Member of the Nova Scotia Legislative Assembly for Cape Breton East
- In office 1928 – October 27, 1933

Mayor of Glace Bay
- In office 1913?–1916
- Preceded by: Gordon S. Harrington
- Succeeded by: Angus J. MacDonald

President of the Union of Nova Scotia Municipalities
- In office 1915?–1916?

Personal details
- Born: February 9, 1885 New Glasgow, Nova Scotia
- Died: October 27, 1933 (aged 48) Glace Bay, Nova Scotia
- Party: Liberal-Conservative Party

= Daniel R. Cameron =

Canadian politician

Daniel R. Cameron (February 9, 1885 - October 27, 1933) was a lumber merchant and political figure in Nova Scotia, Canada.

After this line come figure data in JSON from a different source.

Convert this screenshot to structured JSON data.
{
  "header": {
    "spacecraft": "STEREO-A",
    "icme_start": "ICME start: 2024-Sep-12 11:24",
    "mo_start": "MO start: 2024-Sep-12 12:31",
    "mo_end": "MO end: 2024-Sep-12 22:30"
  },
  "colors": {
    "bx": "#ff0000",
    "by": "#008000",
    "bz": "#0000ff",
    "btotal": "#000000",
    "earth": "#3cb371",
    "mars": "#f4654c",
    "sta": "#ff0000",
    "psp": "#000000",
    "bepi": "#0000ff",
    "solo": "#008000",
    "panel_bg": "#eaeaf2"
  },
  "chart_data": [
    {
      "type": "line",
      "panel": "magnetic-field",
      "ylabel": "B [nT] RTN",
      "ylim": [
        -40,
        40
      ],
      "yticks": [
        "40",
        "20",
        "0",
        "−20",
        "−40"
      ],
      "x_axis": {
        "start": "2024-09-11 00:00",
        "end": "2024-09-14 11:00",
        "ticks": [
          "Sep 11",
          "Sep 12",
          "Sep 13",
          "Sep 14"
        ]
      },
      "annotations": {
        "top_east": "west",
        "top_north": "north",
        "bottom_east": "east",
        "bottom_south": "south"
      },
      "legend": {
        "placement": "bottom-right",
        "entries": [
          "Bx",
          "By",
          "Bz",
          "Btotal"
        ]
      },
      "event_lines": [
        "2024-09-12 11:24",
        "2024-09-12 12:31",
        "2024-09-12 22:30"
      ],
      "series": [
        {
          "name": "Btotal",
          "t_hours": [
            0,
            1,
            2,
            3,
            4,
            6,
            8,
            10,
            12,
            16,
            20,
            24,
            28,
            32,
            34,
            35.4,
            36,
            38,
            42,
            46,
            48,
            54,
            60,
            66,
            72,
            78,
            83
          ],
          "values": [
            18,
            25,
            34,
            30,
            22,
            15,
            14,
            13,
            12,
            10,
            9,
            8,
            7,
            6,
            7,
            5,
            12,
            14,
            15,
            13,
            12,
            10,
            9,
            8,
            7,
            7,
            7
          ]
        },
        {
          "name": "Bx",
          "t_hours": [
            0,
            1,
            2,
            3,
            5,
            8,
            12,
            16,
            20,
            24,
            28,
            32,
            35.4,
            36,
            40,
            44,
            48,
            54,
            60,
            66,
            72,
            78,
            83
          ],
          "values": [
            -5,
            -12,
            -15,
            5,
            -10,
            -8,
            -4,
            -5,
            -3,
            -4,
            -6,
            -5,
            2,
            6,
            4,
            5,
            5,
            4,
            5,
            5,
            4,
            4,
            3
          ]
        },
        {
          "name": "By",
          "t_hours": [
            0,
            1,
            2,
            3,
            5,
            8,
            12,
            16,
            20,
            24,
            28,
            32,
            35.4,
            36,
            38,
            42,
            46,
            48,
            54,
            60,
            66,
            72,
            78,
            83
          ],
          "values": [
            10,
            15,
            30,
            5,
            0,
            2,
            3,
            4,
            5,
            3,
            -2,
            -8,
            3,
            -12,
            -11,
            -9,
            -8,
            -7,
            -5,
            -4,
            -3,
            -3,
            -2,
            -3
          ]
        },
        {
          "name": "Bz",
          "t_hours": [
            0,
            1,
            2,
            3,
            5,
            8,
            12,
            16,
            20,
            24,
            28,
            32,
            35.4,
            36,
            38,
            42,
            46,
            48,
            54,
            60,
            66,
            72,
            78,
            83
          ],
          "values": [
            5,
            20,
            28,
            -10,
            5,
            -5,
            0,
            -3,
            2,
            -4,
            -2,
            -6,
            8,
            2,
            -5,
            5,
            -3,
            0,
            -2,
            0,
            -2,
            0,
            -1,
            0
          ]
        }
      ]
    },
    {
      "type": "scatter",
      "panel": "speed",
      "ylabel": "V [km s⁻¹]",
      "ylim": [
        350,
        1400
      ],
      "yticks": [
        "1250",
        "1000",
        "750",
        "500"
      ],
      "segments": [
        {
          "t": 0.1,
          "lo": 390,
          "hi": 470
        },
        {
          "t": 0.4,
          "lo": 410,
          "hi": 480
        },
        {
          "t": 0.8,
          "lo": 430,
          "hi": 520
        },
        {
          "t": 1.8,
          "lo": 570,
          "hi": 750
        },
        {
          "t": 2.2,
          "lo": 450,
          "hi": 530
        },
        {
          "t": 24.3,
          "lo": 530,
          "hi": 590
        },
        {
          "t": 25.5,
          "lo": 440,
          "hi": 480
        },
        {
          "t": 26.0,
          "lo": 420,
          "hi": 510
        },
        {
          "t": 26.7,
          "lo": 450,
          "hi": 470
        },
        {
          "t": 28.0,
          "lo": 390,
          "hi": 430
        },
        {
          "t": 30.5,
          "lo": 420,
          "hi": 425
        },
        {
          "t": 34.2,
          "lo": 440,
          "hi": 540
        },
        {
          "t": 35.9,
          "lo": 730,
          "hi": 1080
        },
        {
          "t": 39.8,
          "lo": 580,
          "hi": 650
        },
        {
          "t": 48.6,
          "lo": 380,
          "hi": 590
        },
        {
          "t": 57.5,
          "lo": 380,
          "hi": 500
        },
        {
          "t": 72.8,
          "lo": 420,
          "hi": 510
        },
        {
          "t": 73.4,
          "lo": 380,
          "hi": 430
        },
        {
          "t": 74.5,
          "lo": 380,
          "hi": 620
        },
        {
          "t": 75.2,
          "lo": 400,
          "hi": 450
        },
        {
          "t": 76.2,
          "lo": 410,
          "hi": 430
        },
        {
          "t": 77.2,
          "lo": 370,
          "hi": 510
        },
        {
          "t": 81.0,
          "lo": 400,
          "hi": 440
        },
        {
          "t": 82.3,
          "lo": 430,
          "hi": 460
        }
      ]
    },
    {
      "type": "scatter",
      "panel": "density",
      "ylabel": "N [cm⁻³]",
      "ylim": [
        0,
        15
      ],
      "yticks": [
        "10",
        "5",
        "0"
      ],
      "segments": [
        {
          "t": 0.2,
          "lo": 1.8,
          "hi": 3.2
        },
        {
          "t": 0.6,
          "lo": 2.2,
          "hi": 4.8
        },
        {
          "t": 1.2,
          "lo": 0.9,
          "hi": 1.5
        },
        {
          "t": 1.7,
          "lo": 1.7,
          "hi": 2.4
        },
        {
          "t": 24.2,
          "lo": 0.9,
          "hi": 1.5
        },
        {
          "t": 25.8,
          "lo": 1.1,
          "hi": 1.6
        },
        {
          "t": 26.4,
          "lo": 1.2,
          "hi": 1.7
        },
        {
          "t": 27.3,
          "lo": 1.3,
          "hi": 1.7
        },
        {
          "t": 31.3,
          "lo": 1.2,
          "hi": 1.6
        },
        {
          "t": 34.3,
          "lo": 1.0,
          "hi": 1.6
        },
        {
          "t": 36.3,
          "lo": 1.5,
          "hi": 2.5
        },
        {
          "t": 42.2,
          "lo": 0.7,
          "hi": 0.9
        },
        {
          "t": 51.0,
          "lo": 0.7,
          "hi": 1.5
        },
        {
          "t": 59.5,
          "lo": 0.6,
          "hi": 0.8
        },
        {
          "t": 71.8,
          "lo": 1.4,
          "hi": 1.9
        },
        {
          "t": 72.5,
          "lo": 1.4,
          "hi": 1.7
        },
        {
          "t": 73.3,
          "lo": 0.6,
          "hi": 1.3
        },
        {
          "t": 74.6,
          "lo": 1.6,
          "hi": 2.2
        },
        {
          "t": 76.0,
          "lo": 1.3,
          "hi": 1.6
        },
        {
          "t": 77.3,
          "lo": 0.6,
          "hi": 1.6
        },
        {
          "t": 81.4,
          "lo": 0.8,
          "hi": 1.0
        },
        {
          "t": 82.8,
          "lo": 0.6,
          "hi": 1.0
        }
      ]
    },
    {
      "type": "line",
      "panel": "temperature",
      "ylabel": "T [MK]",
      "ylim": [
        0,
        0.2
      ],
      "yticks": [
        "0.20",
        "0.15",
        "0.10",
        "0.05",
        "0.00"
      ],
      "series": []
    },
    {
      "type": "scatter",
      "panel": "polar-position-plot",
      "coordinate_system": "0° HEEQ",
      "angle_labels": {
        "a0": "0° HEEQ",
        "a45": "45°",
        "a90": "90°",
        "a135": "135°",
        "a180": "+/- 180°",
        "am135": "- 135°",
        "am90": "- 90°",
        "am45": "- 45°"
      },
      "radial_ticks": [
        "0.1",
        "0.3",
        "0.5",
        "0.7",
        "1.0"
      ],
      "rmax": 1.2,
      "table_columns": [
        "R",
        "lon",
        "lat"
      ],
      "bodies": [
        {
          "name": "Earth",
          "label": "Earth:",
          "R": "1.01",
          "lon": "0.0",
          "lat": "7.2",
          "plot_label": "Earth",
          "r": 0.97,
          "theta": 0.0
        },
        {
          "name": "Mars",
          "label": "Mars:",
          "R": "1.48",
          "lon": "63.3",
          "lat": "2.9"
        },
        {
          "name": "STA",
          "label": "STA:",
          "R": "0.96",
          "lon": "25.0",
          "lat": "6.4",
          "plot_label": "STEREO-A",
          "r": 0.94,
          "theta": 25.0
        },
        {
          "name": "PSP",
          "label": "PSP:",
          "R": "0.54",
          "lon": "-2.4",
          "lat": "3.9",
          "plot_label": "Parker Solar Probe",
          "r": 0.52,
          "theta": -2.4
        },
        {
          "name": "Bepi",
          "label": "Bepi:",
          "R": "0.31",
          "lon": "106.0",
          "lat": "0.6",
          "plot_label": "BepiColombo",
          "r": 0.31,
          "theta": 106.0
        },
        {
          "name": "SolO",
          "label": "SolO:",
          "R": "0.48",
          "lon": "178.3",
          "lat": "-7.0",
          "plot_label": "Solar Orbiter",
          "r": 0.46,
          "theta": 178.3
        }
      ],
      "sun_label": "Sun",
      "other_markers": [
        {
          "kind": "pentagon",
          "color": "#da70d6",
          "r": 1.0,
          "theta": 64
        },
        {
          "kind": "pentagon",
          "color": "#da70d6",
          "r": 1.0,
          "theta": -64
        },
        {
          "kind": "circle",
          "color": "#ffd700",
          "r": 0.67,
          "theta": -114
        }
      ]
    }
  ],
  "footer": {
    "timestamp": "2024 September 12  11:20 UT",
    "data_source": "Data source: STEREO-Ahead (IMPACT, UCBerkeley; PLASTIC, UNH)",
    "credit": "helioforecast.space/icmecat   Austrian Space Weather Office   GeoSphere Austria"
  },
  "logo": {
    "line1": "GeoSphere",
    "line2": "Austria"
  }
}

He represented Cape Breton East in the Nova Scotia House of Assembly from 1928 to 1933 as a Liberal-Conservative member.

He was born in New Glasgow, Nova Scotia, the son of Hugh M. Cameron and Annie Fraser. In 1912, he married Catherine Burchill. Cameron was mayor of Glace Bay from 1913 to 1916. He served as president of the Union of Nova Scotia Municipalities. Cameron died in Glace Bay at the age of 48.